« Je suis donc mort une fois pour pouvoir continuer à vivre – et c’est peut-être là ma véritable histoire. Puisque c’est ainsi, je dédie mon œuvre née de la mort de cet enfant aux millions de morts et à tous ceux qui se souviennent encore de ces morts. (…)Car j’ai l’impression qu’en pensant à l’effet traumatisant d’Auschwitz, je touche les questions fondamentales de la vitalité et de la créativité humaines, et en pensant ainsi à Auschwitz, d’une manière peut-être paradoxale, je pense plutôt à l’avenir qu’au passé. »
CRÉATION 2026
Après le triptyque « Écrire en pays dominé » développé de 2017 à 2022 avec Nous sommes de ceux qui disent non à l’ombre, Et le cœur fume encore et 1983, Margaux Eskenazi lance à partir de janvier 2024 une nouvelle recherche autour des mémoires et des identités du judaïsme en s’appuyant en partie sur l’œuvre d’Imre Kertész
Le premier spectacle de ce diptyque est créé en juin 2024 aux Théâtre Nanterre-Amandiers avec la Belle Troupe. Il s’appelle Kaddish, mémoires – partie 1.
Fidèle à la méthode élaborée au sein de la compagnie au cours des dernières années, une écriture de plateau mêlant récits, témoignages, œuvres littéraires, écriture musicale et questions politiques, cette prochaine création posera les questions nées de sa lecture de Kertész et de ses propres questionnements autour de la question juive, pour reprendre le titre de Jean-Paul Sartre.
La création de ce nouveau spectacle est prévu pour début 2026.
Kaddish, mémoires – partie 1 / Nanterre-Amandiers, juin 2024 / ©Géraldine Aresteanu
A propos de Kaddish, mémoires – partie 1
Extrait d’entretien avec Margaux Eskenazi
Comment est né l’idée du spectacle Kaddish, mémoires ?
Margaux Eskenazi : Depuis longtemps, je souhaitais mener un travail de recherche sur le judaïsme en France et sa diaspora. Il y a environ un an, Christophe Rauck m’a proposé de travailler avec la Belle troupe des Amandiers. Je me suis alors dit que c’était le moment de lancer ce nouveau cycle autour de l’œuvre d’Imre Kertesz (prix Nobel de littérature). Ce spectacle est construit à partir de quatre de ses récits : Être sans destin, Kaddish pour l’enfant qui ne naîtra pas, Le Refus et Dossier K. Il ne s’agit pas de questionnement identitaire car Imre Kertész lui-même n’est ni croyant ni pratiquant bien qu’il ait grandi dans une famille traditionnaliste. Mais tout au long des quatre œuvres que nous traversons, il s’interroge sur comment raconter cette expérience fondamentale, celle de sa déportation. Ce qui résonne très fort pour nous aujourd’hui est qu’il comprend l’Holocauste, comme le produit même des idéologies du XXème siècle en Europe, du libéralisme et du capitalisme qui ont façonné ce continent.

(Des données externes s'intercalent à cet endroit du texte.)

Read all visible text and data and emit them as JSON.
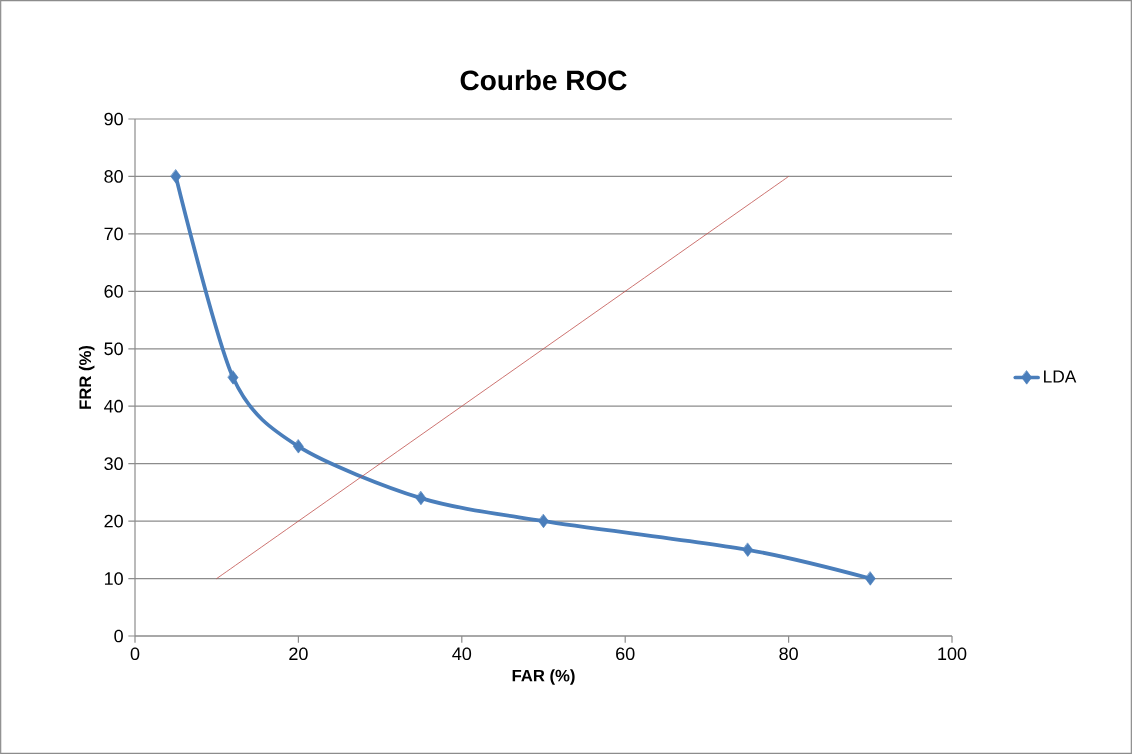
{
  "chart_data": {
    "type": "line",
    "title": "Courbe ROC",
    "xlabel": "FAR (%)",
    "ylabel": "FRR (%)",
    "xlim": [
      0,
      100
    ],
    "xticks": [
      0,
      20,
      40,
      60,
      80,
      100
    ],
    "ylim": [
      0,
      90
    ],
    "yticks": [
      0,
      10,
      20,
      30,
      40,
      50,
      60,
      70,
      80,
      90
    ],
    "grid": "y",
    "legend": "right",
    "marker": "diamond",
    "line_style": "solid",
    "x": [
      5,
      12,
      20,
      35,
      50,
      75,
      90
    ],
    "series": [
      {
        "name": "LDA",
        "color": "#4a7ebb",
        "values": [
          80,
          45,
          33,
          24,
          20,
          15,
          10
        ]
      },
      {
        "type": "line",
        "color": "#c0504d",
        "x": [
          10,
          80
        ],
        "values": [
          10,
          80
        ],
        "marker": "none"
      }
    ]
  }
}
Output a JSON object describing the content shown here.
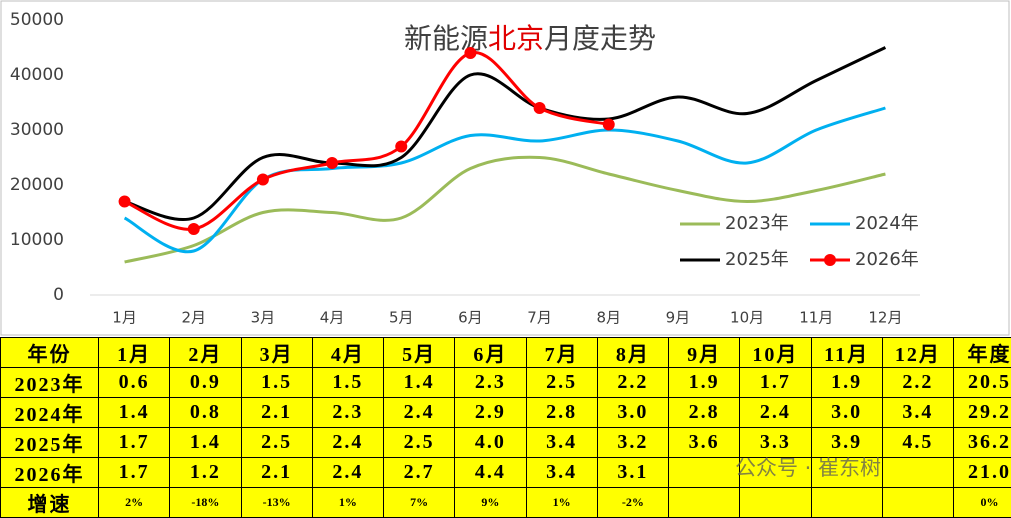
{
  "chart_data": {
    "type": "line",
    "title": [
      "新能源",
      "北京",
      "月度走势"
    ],
    "title_colors": [
      "#404040",
      "#e00000",
      "#404040"
    ],
    "categories": [
      "1月",
      "2月",
      "3月",
      "4月",
      "5月",
      "6月",
      "7月",
      "8月",
      "9月",
      "10月",
      "11月",
      "12月"
    ],
    "series": [
      {
        "name": "2023年",
        "color": "#9bbb59",
        "values": [
          6000,
          9000,
          15000,
          15000,
          14000,
          23000,
          25000,
          22000,
          19000,
          17000,
          19000,
          22000
        ]
      },
      {
        "name": "2024年",
        "color": "#00b0f0",
        "values": [
          14000,
          8000,
          21000,
          23000,
          24000,
          29000,
          28000,
          30000,
          28000,
          24000,
          30000,
          34000
        ]
      },
      {
        "name": "2025年",
        "color": "#000000",
        "values": [
          17000,
          14000,
          25000,
          24000,
          25000,
          40000,
          34000,
          32000,
          36000,
          33000,
          39000,
          45000
        ]
      },
      {
        "name": "2026年",
        "color": "#ff0000",
        "markers": true,
        "values": [
          17000,
          12000,
          21000,
          24000,
          27000,
          44000,
          34000,
          31000,
          null,
          null,
          null,
          null
        ]
      }
    ],
    "ylim": [
      0,
      50000
    ],
    "yticks": [
      0,
      10000,
      20000,
      30000,
      40000,
      50000
    ],
    "grid": false
  },
  "table": {
    "rows": [
      [
        "年份",
        "1月",
        "2月",
        "3月",
        "4月",
        "5月",
        "6月",
        "7月",
        "8月",
        "9月",
        "10月",
        "11月",
        "12月",
        "年度"
      ],
      [
        "2023年",
        "0.6",
        "0.9",
        "1.5",
        "1.5",
        "1.4",
        "2.3",
        "2.5",
        "2.2",
        "1.9",
        "1.7",
        "1.9",
        "2.2",
        "20.5"
      ],
      [
        "2024年",
        "1.4",
        "0.8",
        "2.1",
        "2.3",
        "2.4",
        "2.9",
        "2.8",
        "3.0",
        "2.8",
        "2.4",
        "3.0",
        "3.4",
        "29.2"
      ],
      [
        "2025年",
        "1.7",
        "1.4",
        "2.5",
        "2.4",
        "2.5",
        "4.0",
        "3.4",
        "3.2",
        "3.6",
        "3.3",
        "3.9",
        "4.5",
        "36.2"
      ],
      [
        "2026年",
        "1.7",
        "1.2",
        "2.1",
        "2.4",
        "2.7",
        "4.4",
        "3.4",
        "3.1",
        "",
        "",
        "",
        "",
        "21.0"
      ],
      [
        "增速",
        "2%",
        "-18%",
        "-13%",
        "1%",
        "7%",
        "9%",
        "1%",
        "-2%",
        "",
        "",
        "",
        "",
        "0%"
      ]
    ]
  },
  "watermark": "公众号 · 崔东树"
}
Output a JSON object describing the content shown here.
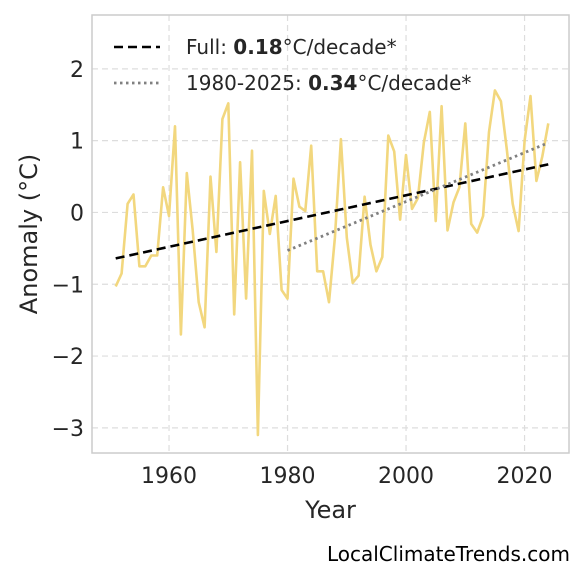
{
  "chart_data": {
    "type": "line",
    "title": "",
    "xlabel": "Year",
    "ylabel": "Anomaly (°C)",
    "xlim": [
      1947,
      2027.5
    ],
    "ylim": [
      -3.35,
      2.75
    ],
    "xticks": [
      1960,
      1980,
      2000,
      2020
    ],
    "yticks": [
      2,
      1,
      0,
      -1,
      -2,
      -3
    ],
    "ytick_labels": [
      "2",
      "1",
      "0",
      "−1",
      "−2",
      "−3"
    ],
    "grid": true,
    "legend_position": "top-left",
    "colors": {
      "series": "#f2d77e",
      "trend_full": "#000000",
      "trend_recent": "#808080",
      "grid": "#dddddd",
      "frame": "#cccccc"
    },
    "series": [
      {
        "name": "",
        "x": [
          1951,
          1952,
          1953,
          1954,
          1955,
          1956,
          1957,
          1958,
          1959,
          1960,
          1961,
          1962,
          1963,
          1964,
          1965,
          1966,
          1967,
          1968,
          1969,
          1970,
          1971,
          1972,
          1973,
          1974,
          1975,
          1976,
          1977,
          1978,
          1979,
          1980,
          1981,
          1982,
          1983,
          1984,
          1985,
          1986,
          1987,
          1988,
          1989,
          1990,
          1991,
          1992,
          1993,
          1994,
          1995,
          1996,
          1997,
          1998,
          1999,
          2000,
          2001,
          2002,
          2003,
          2004,
          2005,
          2006,
          2007,
          2008,
          2009,
          2010,
          2011,
          2012,
          2013,
          2014,
          2015,
          2016,
          2017,
          2018,
          2019,
          2020,
          2021,
          2022,
          2023,
          2024
        ],
        "y": [
          -1.03,
          -0.85,
          0.12,
          0.25,
          -0.75,
          -0.75,
          -0.6,
          -0.6,
          0.35,
          -0.05,
          1.2,
          -1.7,
          0.55,
          -0.25,
          -1.25,
          -1.6,
          0.5,
          -0.55,
          1.3,
          1.52,
          -1.42,
          0.7,
          -1.2,
          0.86,
          -3.1,
          0.3,
          -0.3,
          0.23,
          -1.08,
          -1.2,
          0.47,
          0.08,
          0.02,
          0.93,
          -0.82,
          -0.82,
          -1.25,
          -0.35,
          1.02,
          -0.35,
          -0.98,
          -0.88,
          0.22,
          -0.45,
          -0.82,
          -0.62,
          1.07,
          0.85,
          -0.1,
          0.8,
          0.05,
          0.2,
          0.97,
          1.4,
          -0.12,
          1.48,
          -0.25,
          0.14,
          0.35,
          1.24,
          -0.16,
          -0.28,
          -0.05,
          1.12,
          1.7,
          1.55,
          0.88,
          0.12,
          -0.26,
          1.0,
          1.62,
          0.44,
          0.78,
          1.24
        ]
      }
    ],
    "trend_lines": [
      {
        "label_prefix": "Full: ",
        "label_value": "0.18",
        "label_suffix": "°C/decade*",
        "style": "dashed",
        "x": [
          1951,
          2024
        ],
        "y": [
          -0.64,
          0.67
        ]
      },
      {
        "label_prefix": "1980-2025: ",
        "label_value": "0.34",
        "label_suffix": "°C/decade*",
        "style": "dotted",
        "x": [
          1980,
          2024
        ],
        "y": [
          -0.53,
          0.97
        ]
      }
    ]
  },
  "watermark": "LocalClimateTrends.com"
}
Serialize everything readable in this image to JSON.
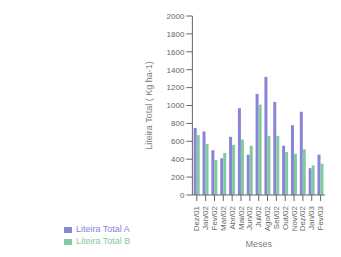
{
  "chart_data": {
    "type": "bar",
    "categories": [
      "Dez/01",
      "Jan/02",
      "Fev/02",
      "Mar/02",
      "Abr/02",
      "Mai/02",
      "Jun/02",
      "Jul/02",
      "Ago/02",
      "Set/02",
      "Out/02",
      "Nov/02",
      "Dez/02",
      "Jan/03",
      "Fev/03"
    ],
    "series": [
      {
        "name": "Liteira Total A",
        "color": "#8884d8",
        "values": [
          750,
          710,
          500,
          410,
          650,
          970,
          450,
          1130,
          1320,
          1040,
          550,
          780,
          930,
          300,
          450
        ]
      },
      {
        "name": "Liteira Total B",
        "color": "#82ca9d",
        "values": [
          670,
          570,
          390,
          470,
          560,
          620,
          550,
          1010,
          660,
          660,
          480,
          460,
          510,
          330,
          350
        ]
      }
    ],
    "xlabel": "Meses",
    "ylabel": "Liteira Total ( Kg ha-1)",
    "ylim": [
      0,
      2000
    ],
    "yticks": [
      0,
      200,
      400,
      600,
      800,
      1000,
      1200,
      1400,
      1600,
      1800,
      2000
    ],
    "grid": false,
    "legend": "lower left"
  }
}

C’est une pensée très contemporaine. Quel récit faire de son expérience ? Quelle poétique inventer ? Ce sont ces questions centrales qu’il nous invite à traverser : entre littérature et réflexions sur la littérature en train de se fabriquer.
Les répétitions ont commencé le lundi 16 octobre, environ dix jours après l’attaque du 7 octobre par le Hamas au sud d’Israël, les otages et la riposte israélienne avec les bombardements à Gaza. La création de ce spectacle est totalement imprégnée par ces « évènements ». La langue, la poésie, la spiritualité de Kertész nous fait dialoguer sans cesse avec le présent. C’est une voix précieuse, une voix de la paix, nécessaire.